By Leo Babauta
I learned a little trick while practicing meditation that helped me, not only with meditation, but with just about everything I do.
I noticed I was reluctant to start the meditation, and paused to wonder why that is. What I noticed was a kind of tightness, in my chest and shoulders and neck, but also in my mind. Something about the meditation was causing me to tighten up, and that made me not want to do it each morning.
Well, there are a few choices here: 1) I could stop doing the meditation because I wasn’t enjoying it; 2) I could push myself through it even though I disliked it, or 3) I could let go of the tightness.

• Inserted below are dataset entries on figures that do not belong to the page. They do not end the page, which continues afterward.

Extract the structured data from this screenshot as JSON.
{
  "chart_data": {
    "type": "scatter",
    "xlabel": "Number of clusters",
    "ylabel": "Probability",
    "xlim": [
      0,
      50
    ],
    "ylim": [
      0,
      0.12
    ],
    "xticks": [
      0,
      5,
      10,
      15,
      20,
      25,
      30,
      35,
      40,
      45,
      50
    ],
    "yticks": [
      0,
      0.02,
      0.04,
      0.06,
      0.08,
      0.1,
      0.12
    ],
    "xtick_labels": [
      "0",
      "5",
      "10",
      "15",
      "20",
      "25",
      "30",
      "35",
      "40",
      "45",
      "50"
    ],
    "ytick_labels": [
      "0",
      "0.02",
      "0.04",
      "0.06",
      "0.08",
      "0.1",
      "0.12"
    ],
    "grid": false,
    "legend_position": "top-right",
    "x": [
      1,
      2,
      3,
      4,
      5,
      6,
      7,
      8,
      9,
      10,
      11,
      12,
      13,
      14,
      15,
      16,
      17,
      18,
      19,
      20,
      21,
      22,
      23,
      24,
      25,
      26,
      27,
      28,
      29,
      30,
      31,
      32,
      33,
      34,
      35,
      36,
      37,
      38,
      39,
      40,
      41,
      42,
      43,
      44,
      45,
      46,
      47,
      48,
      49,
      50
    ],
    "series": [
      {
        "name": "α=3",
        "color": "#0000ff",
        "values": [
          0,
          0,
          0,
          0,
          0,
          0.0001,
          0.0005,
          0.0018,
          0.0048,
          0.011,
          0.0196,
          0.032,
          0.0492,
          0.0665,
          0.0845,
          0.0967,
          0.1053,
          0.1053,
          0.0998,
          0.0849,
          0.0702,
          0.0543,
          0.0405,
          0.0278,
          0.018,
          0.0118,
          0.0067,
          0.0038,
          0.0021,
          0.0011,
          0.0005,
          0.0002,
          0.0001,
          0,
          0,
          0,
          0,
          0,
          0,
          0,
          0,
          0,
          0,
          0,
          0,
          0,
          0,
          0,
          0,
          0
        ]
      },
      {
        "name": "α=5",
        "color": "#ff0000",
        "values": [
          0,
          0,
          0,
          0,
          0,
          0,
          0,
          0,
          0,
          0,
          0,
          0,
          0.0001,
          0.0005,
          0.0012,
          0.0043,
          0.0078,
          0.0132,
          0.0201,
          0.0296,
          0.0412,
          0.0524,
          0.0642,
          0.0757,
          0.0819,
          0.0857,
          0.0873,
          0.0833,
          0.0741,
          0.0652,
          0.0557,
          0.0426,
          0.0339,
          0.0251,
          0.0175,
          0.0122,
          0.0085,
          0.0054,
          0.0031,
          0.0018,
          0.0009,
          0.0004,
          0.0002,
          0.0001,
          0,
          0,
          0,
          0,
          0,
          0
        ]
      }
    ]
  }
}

I chose to let go of the tightness.
It was amazing. I just noticed where the tightness was, and let it dissipate into the air. What was left was a more relaxed body, a relaxed mindset. And actually it was the relaxed mindset that ended up being most important. I could now approach the meditation with a looseness, a sense of exploration and happiness, that I couldn’t do when I was tight. And then I smiled, and things got even better.
Then I started applying that to everything I did: if I was writing and noticed tightness, I let go of the tightness and smiled — and the writing became instantly more enjoyable. Same for running, for meeting someone new, for cooking and washing and going to the store.
Every moment became instantly better.
The brilliant Lissa Rankin tells us that our mental and spiritual health are just as important as, if not more important than, our body health. She told me that at the root of it is our stress response and relaxation response to everything — work, relationships, day-to-day activities, sex and so on.
There are lots of ways to relax when we are stressed: meditation, yoga, tea, massage, exercise, talking with a friend, taking a hot bath or shower, sex. And I highly recommend all these.
But none of these actually relax you unless your mind approaches them with a relaxed attitude, and lets go of tightness. These things happen to trigger the release of tightness for most of us, but in truth, you can let go of tightness without any of these relaxing activities, no matter what you’re doing.
Here’s how to let go of tightness:
- Notice the tightness. Pay attention to your body and mindset as you do any activity: work, meetings, driving, walking, reading, cleaning, talking with a loved one. If you notice tightness, that’s your cue.
- Visualize it dissipating. Just imagine the tightness floating out of you and into the air, dissolving into little bits and then being blown away by the breeze. The simple act of this visualization can often work.
- Go from tight to loose. You can practice this right now. Pause for a second and clench your fists. Now relax them. It’s that easy. Do it with your jaw. Now your abs. Now your shoulders. You can let go of tightness just by softening, letting go of the tightening that you’re creating yourself. It works for the mind too.
- Breathe. Take in a deep, slow breath. Let your attention stay on this breath. Hold the breath in for 5 seconds, then slowly exhale and pause for another 5 seconds at the end of the exhale. Repeat a few times if you like. This can help loosen you up if you need it. If you don’t need it after Step 2 or 3, you can skip it.
- Smile. This transforms everything. You can now approach any activity, any moment, with an attitude of relaxed enjoyment.
Honestly, once you’re good at it, you really only need to do one of the three middle steps (2-4). But steps 1 and 5 are crucial.
Notice the tightness, let it go, and smile. This moment, and every moment after, can become instantly better.